Речь королевы Испании встречает, судя по всему, всеобщее одобрение. Чтобы оценить ее по достоинству, нужно знать положение дел в стране лучше меня. Лучшее пожелание, которое я могу направить ее Величеству, состоит в том, чтобы ей больше не приходилось произносить столь долгие речи и чтобы обстоятельства ее будущих речей были совсем иными. Говорят, она говорила очень изящно. Она заслуживает похвалы за то, что обрела самообладание и подвергла себя риску заражения, вернувшись, чтобы обратиться к кортесам.
Холера уносит множество жизней в Мадриде. Санитарные условия скверные, стоит палящая жара, а о чистоте понятия не имеют. Женщины становятся жертвами этой болезни вдвое чаще мужчин. Мать мадам де Мирафлорес оказалась среди тех, кто скончался.
Дон Карлос, судя по всему, находится на пороге перехода границы. Говорят, он расположился настолько близко к ней, что его аванпосты и французские аванпосты видны друг другу.
Не знаю, какой злой ветер дует в Париже, но я склонна думать, что там все не так спокойно, как кажется. Вот выдержка из письма Бертена де Во на сей счет: «Похоже, вам и принцу де Талейрану суждено приезжать в Париж исключительно во время министерского кризиса, ибо наше министерство не более устойчиво, чем лондонское. К тому же здесь люди привыкли жить сегодняшним днем, и, кроме актеров, никто не обращает внимания на пьесу. Впрочем, когда вы приедете, ваш салон быстро заполнится, и именно перед вами и принцем все наши актеры, большие и малые, явятся примерять свои „позы“, как они выражаются нынче».

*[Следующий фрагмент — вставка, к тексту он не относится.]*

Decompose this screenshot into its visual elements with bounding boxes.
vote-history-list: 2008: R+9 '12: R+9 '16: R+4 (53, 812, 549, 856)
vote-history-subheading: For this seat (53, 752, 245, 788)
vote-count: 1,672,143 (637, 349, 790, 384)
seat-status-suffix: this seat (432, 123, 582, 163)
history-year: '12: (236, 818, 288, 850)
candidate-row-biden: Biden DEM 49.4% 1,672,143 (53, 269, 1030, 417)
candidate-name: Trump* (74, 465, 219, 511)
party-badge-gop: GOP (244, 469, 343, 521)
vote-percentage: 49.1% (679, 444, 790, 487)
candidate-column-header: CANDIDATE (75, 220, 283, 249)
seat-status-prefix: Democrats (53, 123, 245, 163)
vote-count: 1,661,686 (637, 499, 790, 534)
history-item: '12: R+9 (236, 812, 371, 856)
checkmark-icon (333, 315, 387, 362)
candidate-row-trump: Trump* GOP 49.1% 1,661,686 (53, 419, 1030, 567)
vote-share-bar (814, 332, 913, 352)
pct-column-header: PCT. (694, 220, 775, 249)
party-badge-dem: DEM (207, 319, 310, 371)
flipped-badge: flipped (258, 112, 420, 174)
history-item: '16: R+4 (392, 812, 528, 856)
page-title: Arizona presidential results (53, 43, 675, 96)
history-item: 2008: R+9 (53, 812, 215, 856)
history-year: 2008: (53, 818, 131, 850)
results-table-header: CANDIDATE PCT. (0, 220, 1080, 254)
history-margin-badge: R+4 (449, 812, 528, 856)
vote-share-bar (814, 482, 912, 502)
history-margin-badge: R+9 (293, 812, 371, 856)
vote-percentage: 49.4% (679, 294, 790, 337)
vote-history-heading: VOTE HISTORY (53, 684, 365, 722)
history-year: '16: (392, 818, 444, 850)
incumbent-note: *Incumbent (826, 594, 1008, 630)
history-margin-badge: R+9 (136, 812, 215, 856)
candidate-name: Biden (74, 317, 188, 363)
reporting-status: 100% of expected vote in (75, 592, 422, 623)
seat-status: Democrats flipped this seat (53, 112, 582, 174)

В другом письме содержится немало рассуждений об опасностях дня сегодняшнего и завтрашнего, об очевидных стремлениях некоторых лиц, о подводных течениях и перекрестных влияниях, о кабалах, безмерных амбициях определенных мелких людей, а также о дурном нраве и угрюмости остальных. По поводу жестоких разочарований, испытанных М. Деказа, добавляется: «Бедный М. Деказ может стучать о землю вокруг себя сколько угодно громко — ничего из этого не родится. Говорят, теперь он добивается места Семонвиля и, возможно, имеет некоторые шансы получить его, поскольку Семонвиль — человек, которого легко обидеть, ибо он никому не опасен. Мне совсем не нравится эта привычка хоронить людей до того, как они умерли, и я думала, что с них уже хватило этого после их покушения на ММ. де Марбуа и Гаэта, которое не увенчалось успехом у публики. Испытываешь истинную радость, возвращаясь домой и обнаруживая, что у тебя ничего не украли».